If automated simplification is not sufficient, you can consider a variety of built-in, but explicitly called simplfication functions (ratsimp, expand, factor, radcan and others). There are also flags that will push simplification into one or another direction. Given demoivre:true the simplifier rewrites complex exponentials as trigonometric forms. Given exponentialize:true the simplifier tries to do the reverse: rewrite trigonometric forms as complex exponentials.

As everywhere in Maxima, by writing your own functions (be it in the Maxima user language or in the implementation language Lisp) and explicitly calling them at selected places in the program, you can respond to your individual simplification needs. Lisp gives you a handle on all the internal mechanisms, but you rarely need this full generality. "Tellsimp" is designed to generate much of the Lisp internal interface into the simplifier automatically.
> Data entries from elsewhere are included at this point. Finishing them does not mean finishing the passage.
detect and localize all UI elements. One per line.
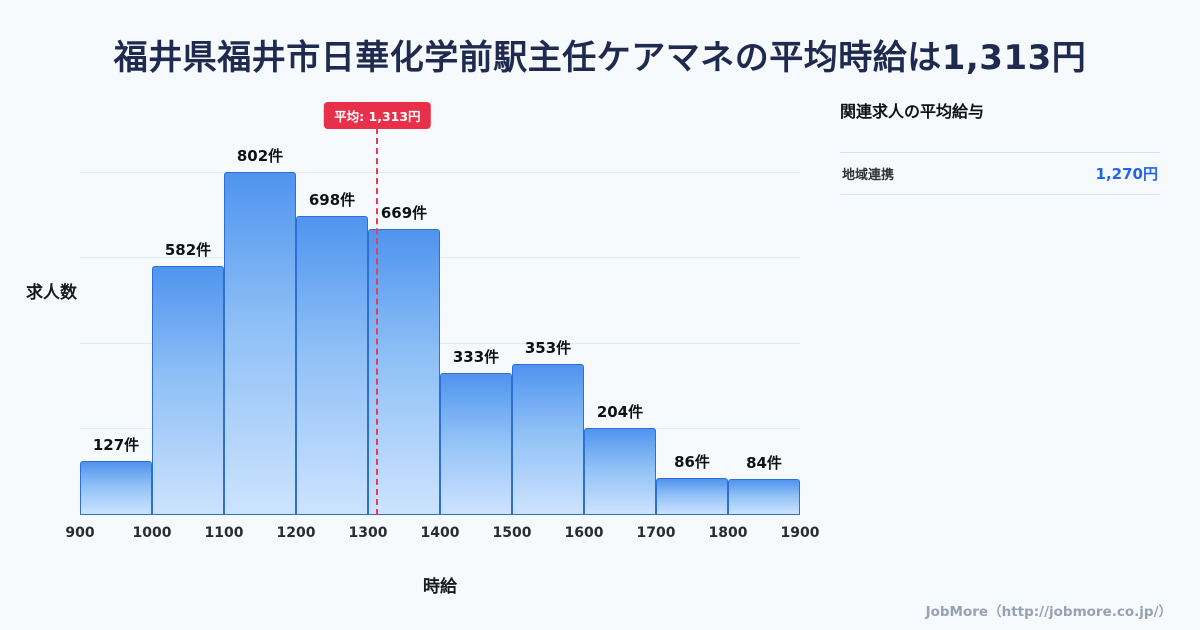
average-line	[376, 128, 379, 515]
x-tick-label: 900	[65, 525, 95, 541]
x-tick-label: 1000	[132, 525, 172, 541]
histogram-bar	[512, 363, 584, 515]
histogram-plot-area: 127件 582件 802件 698件 669件 333件 353件 204件 86件 84件 平均…	[80, 100, 800, 515]
histogram-bar	[440, 372, 512, 515]
gridline	[80, 257, 800, 259]
x-tick-label: 1200	[276, 525, 316, 541]
x-tick-label: 1500	[492, 525, 532, 541]
bar-value-label: 204件	[596, 402, 644, 421]
related-job-value: 1,270円	[1095, 165, 1158, 183]
x-axis-ticks: 900 1000 1100 1200 1300 1400 1500 1600 1700 1800 1…	[65, 525, 819, 545]
footer-credit: JobMore（http://jobmore.co.jp/）	[925, 604, 1172, 620]
related-jobs-panel: 関連求人の平均給与 地域連携 1,270円	[840, 98, 1160, 195]
x-tick-label: 1300	[348, 525, 388, 541]
average-badge: 平均: 1,313円	[324, 102, 431, 129]
x-tick-label: 1400	[420, 525, 460, 541]
histogram-bar	[728, 479, 800, 515]
gridline	[80, 171, 800, 173]
histogram-bar	[368, 228, 440, 515]
bar-value-label: 86件	[674, 453, 710, 472]
histogram-bar	[296, 216, 368, 515]
related-job-label: 地域連携	[842, 168, 895, 183]
histogram-bar	[80, 460, 152, 515]
related-job-row: 地域連携 1,270円	[840, 152, 1160, 195]
gridline	[80, 342, 800, 344]
related-jobs-heading: 関連求人の平均給与	[840, 102, 985, 121]
x-tick-label: 1600	[564, 525, 604, 541]
histogram-bar	[656, 478, 728, 515]
bar-value-label: 698件	[308, 191, 356, 210]
histogram-bar	[152, 266, 224, 515]
histogram-bar	[224, 171, 296, 515]
bar-value-label: 582件	[164, 241, 212, 259]
bar-value-label: 333件	[452, 347, 500, 366]
bar-value-label: 84件	[746, 454, 782, 473]
x-tick-label: 1900	[780, 525, 820, 541]
bar-value-label: 802件	[236, 146, 284, 165]
y-axis-label: 求人数	[26, 283, 77, 303]
histogram-bar	[584, 427, 656, 515]
x-axis-label: 時給	[423, 577, 457, 597]
bar-value-label: 353件	[524, 338, 572, 357]
x-tick-label: 1800	[708, 525, 748, 541]
bar-value-label: 669件	[380, 203, 428, 222]
page-title: 福井県福井市日華化学前駅主任ケアマネの平均時給は1,313円	[113, 38, 1087, 78]
bar-value-label: 127件	[92, 435, 140, 454]
x-tick-label: 1100	[204, 525, 244, 541]
x-tick-label: 1700	[636, 525, 676, 541]
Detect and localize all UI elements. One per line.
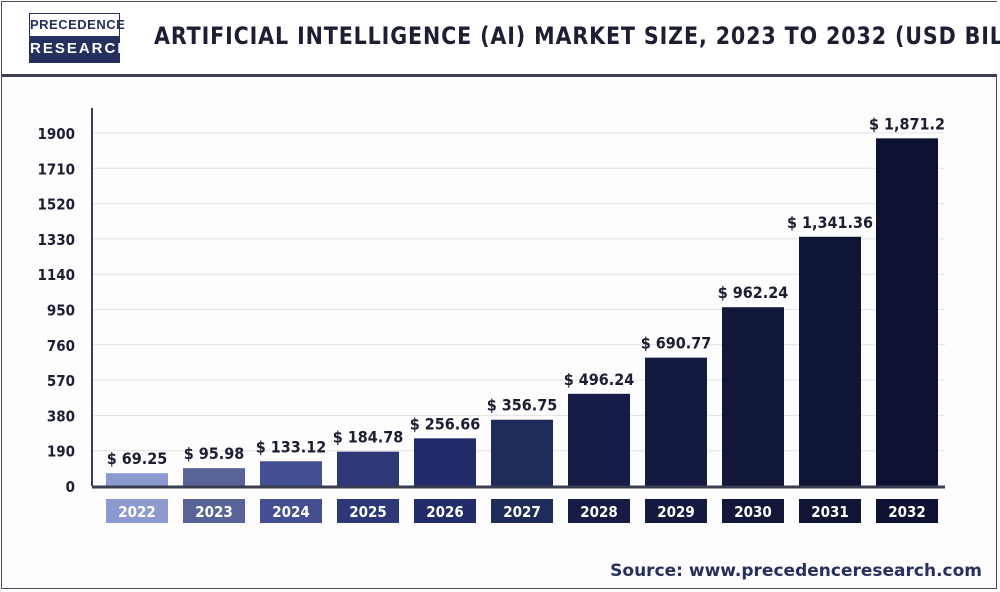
logo-top-text: PRECEDENCE <box>30 17 126 32</box>
x-tick-box <box>722 499 784 523</box>
x-tick-box <box>876 499 938 523</box>
bar <box>799 236 861 486</box>
x-tick-box <box>183 499 245 523</box>
x-tick-label: 2023 <box>195 503 233 521</box>
x-tick-box <box>491 499 553 523</box>
bar <box>645 357 707 486</box>
x-tick-box <box>414 499 476 523</box>
y-tick-label: 380 <box>47 407 75 425</box>
y-tick-label: 1520 <box>37 196 75 214</box>
x-tick-box <box>799 499 861 523</box>
y-tick-label: 190 <box>47 443 75 461</box>
bar <box>260 461 322 486</box>
bar <box>722 307 784 486</box>
y-tick-label: 1140 <box>37 266 75 284</box>
y-tick-label: 0 <box>66 478 75 496</box>
data-label: $ 95.98 <box>184 444 245 463</box>
source-text: Source: www.precedenceresearch.com <box>610 561 982 581</box>
y-tick-label: 570 <box>47 372 75 390</box>
x-tick-box <box>106 499 168 523</box>
data-label: $ 1,341.36 <box>787 213 873 232</box>
data-label: $ 962.24 <box>718 283 789 302</box>
y-tick-label: 760 <box>47 337 75 355</box>
data-label: $ 1,871.2 <box>869 114 945 133</box>
y-tick-label: 1330 <box>37 231 75 249</box>
bar <box>876 138 938 486</box>
bar <box>491 419 553 486</box>
x-tick-label: 2024 <box>272 503 310 521</box>
data-label: $ 690.77 <box>641 334 712 353</box>
y-tick-label: 1710 <box>37 160 75 178</box>
x-tick-box <box>568 499 630 523</box>
x-tick-box <box>260 499 322 523</box>
data-label: $ 133.12 <box>256 437 327 456</box>
data-label: $ 496.24 <box>564 370 635 389</box>
logo-bottom-text: RESEARCH <box>30 36 128 62</box>
x-tick-label: 2028 <box>580 503 618 521</box>
x-tick-label: 2026 <box>426 503 464 521</box>
precedence-research-logo: PRECEDENCE RESEARCH <box>29 13 128 63</box>
x-tick-label: 2022 <box>118 503 156 521</box>
chart-title: ARTIFICIAL INTELLIGENCE (AI) MARKET SIZE… <box>154 22 1000 50</box>
y-tick-label: 950 <box>47 302 75 320</box>
x-tick-label: 2031 <box>811 503 849 521</box>
header: PRECEDENCE RESEARCH ARTIFICIAL INTELLIGE… <box>2 2 1000 77</box>
bar <box>337 451 399 486</box>
x-tick-label: 2032 <box>888 503 926 521</box>
bar <box>568 393 630 486</box>
data-label: $ 184.78 <box>333 428 404 447</box>
bar <box>183 468 245 486</box>
bar <box>106 473 168 486</box>
x-tick-label: 2027 <box>503 503 541 521</box>
data-label: $ 69.25 <box>107 449 168 468</box>
x-tick-box <box>645 499 707 523</box>
x-tick-label: 2029 <box>657 503 695 521</box>
x-tick-label: 2030 <box>734 503 772 521</box>
data-label: $ 256.66 <box>410 414 481 433</box>
x-tick-box <box>337 499 399 523</box>
x-tick-label: 2025 <box>349 503 387 521</box>
bar <box>414 438 476 486</box>
data-label: $ 356.75 <box>487 396 558 415</box>
y-tick-label: 1900 <box>37 125 75 143</box>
See See Rules and Patterns.

Over the years (Maxima/Macsyma’s origins date back to about 1966!) users have contributed numerous application packages and tools to extend or alter its functional behavior. Various non-standard and "share" packages exist to modify or extend simplification as well. You are invited to look into this more experimental material where work is still in progress See simplification.

The following appended material is optional on a first reading, and reading it is not necessary for productive use of Maxima. It is for the curious user who wants to understand what is going on, or the ambitious programmer who might wish to change the (open-source) code. Experimentation with redefining Maxima Lisp code is easily possible: to change the definition of a Lisp program (say the one that simplifies cos(), named simp%cos), you simply load into Maxima a text file that will overwrite the simp%cos function from the maxima package.